Her father’s voice rose to a bull roar. “Don’t you take that tone with me, young lady. I control your trust fund. And I forbid you to do this.”
“I’m sorry you feel that way. But I am going to do it.”
“I’ll cut you off. No money, no credit cards, no bank account. Nothing.”
Twenty minutes ago, that threat might have given her pause. But after Mitch’s scathing opinion of her utter uselessness as a human being, she’d be damned if her father would bully her out of this.
“Do what you have to, Dad, but my decision’s made. Good night.” She closed the phone and handed it back to Mitch in silence.
“What did he threaten to do to you?” Mitch asked quietly.
“He’s cutting me off financially.”
“Totally?” Mitch sounded surprised.
“Yup.”
“Man, that sucks. I can look into having the boys put you on the payroll for the duration of this op if you’d like.”
She grinned ruefully. “Thanks, but I’ll muddle through until he gets over his snit. My mother is loaded, compliments of her divorce lawyer, and she’ll slip me some cash if I empty my bank account before he gets over his snit. Besides, I can always threaten to go public with what my father’s doing to me and he’ll back off. Negative publicity is very bad for a man in his position. He’s up for reelection this November.”
Mitch winced and grinned simultaneously. “Ouch. Blackmailing your old man? That’s cold. I like it.”
She grinned back, reassured she’d made the right decision. She wanted some of the competence that was Mitch Perovski for herself. If she spent a few days with him, maybe some of that cool confidence of his would rub off on her. Goodness knew, she needed it. If he could show her how to get people to take her even a little more seriously, it would be worth all the money in her trust fund and more. She was sick and tired of being walked all over.
In fact, the more she thought about it, the more she liked the idea. If she could shed her socialite image and become a strong, independent woman…oh, yes. The idea made her tingle from head to toe. Wild horses weren’t going to keep her away from Mitch Perovski, no matter what risk that entailed.
Chapter 4
Mitch glanced around the tight confines of the Baby Doll’s cabin. The sofa no doubt folded out into a bed.
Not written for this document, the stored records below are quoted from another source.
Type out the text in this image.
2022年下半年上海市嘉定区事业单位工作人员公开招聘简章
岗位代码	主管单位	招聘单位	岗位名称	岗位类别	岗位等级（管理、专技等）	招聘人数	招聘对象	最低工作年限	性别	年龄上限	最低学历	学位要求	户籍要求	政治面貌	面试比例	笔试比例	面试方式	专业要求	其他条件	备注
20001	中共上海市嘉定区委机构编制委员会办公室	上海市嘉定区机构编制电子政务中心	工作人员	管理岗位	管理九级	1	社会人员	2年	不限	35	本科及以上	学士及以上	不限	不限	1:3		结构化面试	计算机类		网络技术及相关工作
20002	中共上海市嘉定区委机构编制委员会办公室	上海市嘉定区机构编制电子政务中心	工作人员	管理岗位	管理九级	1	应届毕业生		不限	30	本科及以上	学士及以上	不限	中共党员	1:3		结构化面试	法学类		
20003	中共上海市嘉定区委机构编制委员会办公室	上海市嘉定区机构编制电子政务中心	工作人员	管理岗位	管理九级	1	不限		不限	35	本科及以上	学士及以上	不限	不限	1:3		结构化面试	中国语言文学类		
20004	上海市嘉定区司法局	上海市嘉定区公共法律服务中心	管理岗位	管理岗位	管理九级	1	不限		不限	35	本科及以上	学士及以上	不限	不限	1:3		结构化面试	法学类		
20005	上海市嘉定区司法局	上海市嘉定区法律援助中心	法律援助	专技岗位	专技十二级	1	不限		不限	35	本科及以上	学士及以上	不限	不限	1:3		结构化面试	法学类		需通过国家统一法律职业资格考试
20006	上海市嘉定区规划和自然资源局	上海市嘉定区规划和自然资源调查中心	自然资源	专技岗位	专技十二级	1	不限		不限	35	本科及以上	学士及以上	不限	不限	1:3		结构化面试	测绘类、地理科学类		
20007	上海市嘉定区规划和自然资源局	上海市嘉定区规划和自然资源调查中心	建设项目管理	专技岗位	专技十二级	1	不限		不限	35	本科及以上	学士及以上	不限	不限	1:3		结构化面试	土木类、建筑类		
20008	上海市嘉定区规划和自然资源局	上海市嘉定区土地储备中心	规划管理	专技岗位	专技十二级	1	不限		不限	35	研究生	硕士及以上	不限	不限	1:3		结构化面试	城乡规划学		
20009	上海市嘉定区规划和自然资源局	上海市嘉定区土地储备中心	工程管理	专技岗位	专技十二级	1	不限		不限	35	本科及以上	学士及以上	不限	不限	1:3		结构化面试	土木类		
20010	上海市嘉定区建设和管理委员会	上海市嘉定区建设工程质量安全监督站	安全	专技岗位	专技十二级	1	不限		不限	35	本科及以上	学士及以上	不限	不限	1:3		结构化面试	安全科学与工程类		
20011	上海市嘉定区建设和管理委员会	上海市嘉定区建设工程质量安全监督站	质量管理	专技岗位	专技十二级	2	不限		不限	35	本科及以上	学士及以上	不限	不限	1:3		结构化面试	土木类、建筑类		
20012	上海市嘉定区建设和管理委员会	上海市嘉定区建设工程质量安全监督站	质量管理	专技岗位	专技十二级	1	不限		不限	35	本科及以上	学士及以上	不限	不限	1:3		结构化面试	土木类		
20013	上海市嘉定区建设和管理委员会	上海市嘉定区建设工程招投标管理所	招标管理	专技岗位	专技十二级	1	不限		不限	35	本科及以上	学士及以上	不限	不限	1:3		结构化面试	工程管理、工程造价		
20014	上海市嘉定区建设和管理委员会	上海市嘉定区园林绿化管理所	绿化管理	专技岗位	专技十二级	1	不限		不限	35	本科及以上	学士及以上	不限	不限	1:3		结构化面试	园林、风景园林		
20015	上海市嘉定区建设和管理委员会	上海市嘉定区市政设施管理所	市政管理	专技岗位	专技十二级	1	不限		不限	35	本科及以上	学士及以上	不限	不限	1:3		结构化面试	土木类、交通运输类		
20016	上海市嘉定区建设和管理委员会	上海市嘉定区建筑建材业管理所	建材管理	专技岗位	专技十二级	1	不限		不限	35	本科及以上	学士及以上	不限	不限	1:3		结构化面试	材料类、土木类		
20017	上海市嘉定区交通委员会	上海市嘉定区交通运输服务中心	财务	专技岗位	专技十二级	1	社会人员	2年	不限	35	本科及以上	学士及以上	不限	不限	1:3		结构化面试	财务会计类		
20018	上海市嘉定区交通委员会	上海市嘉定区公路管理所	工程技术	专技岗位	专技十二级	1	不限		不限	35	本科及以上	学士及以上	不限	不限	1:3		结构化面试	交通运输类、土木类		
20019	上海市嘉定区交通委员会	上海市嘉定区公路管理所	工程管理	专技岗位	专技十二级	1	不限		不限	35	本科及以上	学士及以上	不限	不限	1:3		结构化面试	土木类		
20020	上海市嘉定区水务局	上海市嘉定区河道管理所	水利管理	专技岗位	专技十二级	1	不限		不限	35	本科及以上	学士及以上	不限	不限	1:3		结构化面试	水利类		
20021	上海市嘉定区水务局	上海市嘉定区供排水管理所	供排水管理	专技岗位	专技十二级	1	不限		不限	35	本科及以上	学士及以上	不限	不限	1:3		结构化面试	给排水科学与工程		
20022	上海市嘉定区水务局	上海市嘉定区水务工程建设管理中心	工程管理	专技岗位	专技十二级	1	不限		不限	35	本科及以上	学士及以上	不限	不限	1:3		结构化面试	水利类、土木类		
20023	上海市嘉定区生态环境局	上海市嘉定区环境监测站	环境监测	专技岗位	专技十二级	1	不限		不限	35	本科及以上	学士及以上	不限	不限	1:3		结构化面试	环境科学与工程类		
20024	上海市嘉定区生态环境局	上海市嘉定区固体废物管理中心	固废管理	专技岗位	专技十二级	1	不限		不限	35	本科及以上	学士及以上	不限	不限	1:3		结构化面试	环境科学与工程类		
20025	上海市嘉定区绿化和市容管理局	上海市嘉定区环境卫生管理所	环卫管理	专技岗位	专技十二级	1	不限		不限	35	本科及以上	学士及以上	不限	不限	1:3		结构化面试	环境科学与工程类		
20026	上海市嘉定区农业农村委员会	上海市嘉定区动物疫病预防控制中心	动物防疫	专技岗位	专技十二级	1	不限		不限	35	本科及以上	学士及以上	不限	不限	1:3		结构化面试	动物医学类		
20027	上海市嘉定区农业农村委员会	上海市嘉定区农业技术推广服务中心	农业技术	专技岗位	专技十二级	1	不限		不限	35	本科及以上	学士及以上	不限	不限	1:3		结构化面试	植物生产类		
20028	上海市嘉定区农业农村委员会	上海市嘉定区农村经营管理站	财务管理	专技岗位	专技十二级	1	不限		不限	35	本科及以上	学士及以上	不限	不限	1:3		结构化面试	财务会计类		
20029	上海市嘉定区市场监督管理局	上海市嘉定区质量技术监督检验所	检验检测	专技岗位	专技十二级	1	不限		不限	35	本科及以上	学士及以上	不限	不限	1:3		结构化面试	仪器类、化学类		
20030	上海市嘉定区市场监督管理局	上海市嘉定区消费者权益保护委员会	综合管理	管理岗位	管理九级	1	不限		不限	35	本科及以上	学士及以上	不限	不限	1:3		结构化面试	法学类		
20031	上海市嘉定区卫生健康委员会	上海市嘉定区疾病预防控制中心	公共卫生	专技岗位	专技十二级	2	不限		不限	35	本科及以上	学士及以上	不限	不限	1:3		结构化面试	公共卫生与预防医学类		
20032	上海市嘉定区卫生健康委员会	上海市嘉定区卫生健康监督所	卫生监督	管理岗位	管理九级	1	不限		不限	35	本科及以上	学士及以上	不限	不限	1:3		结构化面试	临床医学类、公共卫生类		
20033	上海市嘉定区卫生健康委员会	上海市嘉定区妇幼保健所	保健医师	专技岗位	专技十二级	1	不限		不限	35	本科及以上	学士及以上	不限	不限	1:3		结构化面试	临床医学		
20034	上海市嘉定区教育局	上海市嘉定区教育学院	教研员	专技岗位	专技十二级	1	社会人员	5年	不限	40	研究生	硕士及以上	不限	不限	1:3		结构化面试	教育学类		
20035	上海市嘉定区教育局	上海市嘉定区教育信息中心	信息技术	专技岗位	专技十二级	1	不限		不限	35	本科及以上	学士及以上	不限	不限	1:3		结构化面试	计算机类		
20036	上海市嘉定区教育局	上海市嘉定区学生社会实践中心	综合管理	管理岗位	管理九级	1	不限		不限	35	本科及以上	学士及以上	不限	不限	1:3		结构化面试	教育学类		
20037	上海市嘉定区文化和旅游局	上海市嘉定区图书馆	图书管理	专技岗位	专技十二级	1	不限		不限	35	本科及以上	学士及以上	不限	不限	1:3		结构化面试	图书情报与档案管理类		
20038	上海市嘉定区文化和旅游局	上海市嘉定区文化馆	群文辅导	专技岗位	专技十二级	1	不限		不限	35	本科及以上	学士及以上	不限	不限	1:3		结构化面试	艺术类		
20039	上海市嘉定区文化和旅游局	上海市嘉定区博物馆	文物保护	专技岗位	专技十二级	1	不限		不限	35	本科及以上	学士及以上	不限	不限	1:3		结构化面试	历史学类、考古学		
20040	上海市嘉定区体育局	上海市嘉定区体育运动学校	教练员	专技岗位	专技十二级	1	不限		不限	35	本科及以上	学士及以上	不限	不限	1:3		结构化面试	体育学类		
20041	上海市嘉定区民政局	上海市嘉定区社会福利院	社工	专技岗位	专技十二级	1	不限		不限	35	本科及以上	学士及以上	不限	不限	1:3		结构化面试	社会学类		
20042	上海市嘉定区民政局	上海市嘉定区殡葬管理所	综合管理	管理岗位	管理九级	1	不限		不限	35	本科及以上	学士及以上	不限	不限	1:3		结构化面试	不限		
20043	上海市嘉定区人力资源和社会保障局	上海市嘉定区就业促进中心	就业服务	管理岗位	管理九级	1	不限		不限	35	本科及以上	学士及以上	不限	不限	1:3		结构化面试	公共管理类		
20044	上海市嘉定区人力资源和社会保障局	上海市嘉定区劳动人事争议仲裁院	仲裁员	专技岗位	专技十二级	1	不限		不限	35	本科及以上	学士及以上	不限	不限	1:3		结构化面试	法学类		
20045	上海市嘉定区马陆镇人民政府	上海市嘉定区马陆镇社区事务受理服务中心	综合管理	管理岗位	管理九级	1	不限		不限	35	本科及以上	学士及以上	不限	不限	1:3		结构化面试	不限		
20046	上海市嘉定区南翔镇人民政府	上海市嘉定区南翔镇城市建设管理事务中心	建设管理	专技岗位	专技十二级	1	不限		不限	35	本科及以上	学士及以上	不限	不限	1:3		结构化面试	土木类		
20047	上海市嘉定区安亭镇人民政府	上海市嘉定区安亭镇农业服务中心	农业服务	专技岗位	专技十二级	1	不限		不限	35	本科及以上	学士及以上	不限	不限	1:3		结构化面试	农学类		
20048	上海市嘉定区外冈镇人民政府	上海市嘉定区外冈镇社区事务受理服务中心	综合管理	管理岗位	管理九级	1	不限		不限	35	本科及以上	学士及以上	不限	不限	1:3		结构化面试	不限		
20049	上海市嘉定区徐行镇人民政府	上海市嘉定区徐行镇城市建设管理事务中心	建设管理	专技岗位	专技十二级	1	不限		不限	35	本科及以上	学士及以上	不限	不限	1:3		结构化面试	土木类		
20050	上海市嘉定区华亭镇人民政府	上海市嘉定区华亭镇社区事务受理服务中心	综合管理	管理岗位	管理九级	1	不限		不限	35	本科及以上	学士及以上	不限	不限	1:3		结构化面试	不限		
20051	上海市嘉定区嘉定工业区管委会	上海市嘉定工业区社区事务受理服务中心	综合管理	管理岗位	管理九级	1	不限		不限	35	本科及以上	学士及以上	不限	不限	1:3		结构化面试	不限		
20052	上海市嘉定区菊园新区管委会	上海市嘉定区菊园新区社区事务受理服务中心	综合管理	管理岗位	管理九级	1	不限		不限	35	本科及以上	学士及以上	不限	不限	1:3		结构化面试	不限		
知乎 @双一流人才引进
One bed. Two people. He winced mentally. He could be a gentleman and offer to sleep up top, propped up in one of the chairs or stretched out on the hard deck. But this was likely to be the last decent night’s sleep he got for the next several months, and dammit, they were both adults. They could sleep in the same bed without anything untoward happening between them.
Kinsey stifled a yawn.
He said lightly, “Let’s get some shut-eye. No telling when the boys will be here to pick us up. Operations rule number one: sleep when you can.”
She nodded without protest, unlocked the sofa, and pulled it out into a bed. With her working at one end and him at the other, they made the bed with satin sheets—what else for the Baby Doll?—cashmere blankets, and fluffy eiderdown pillows.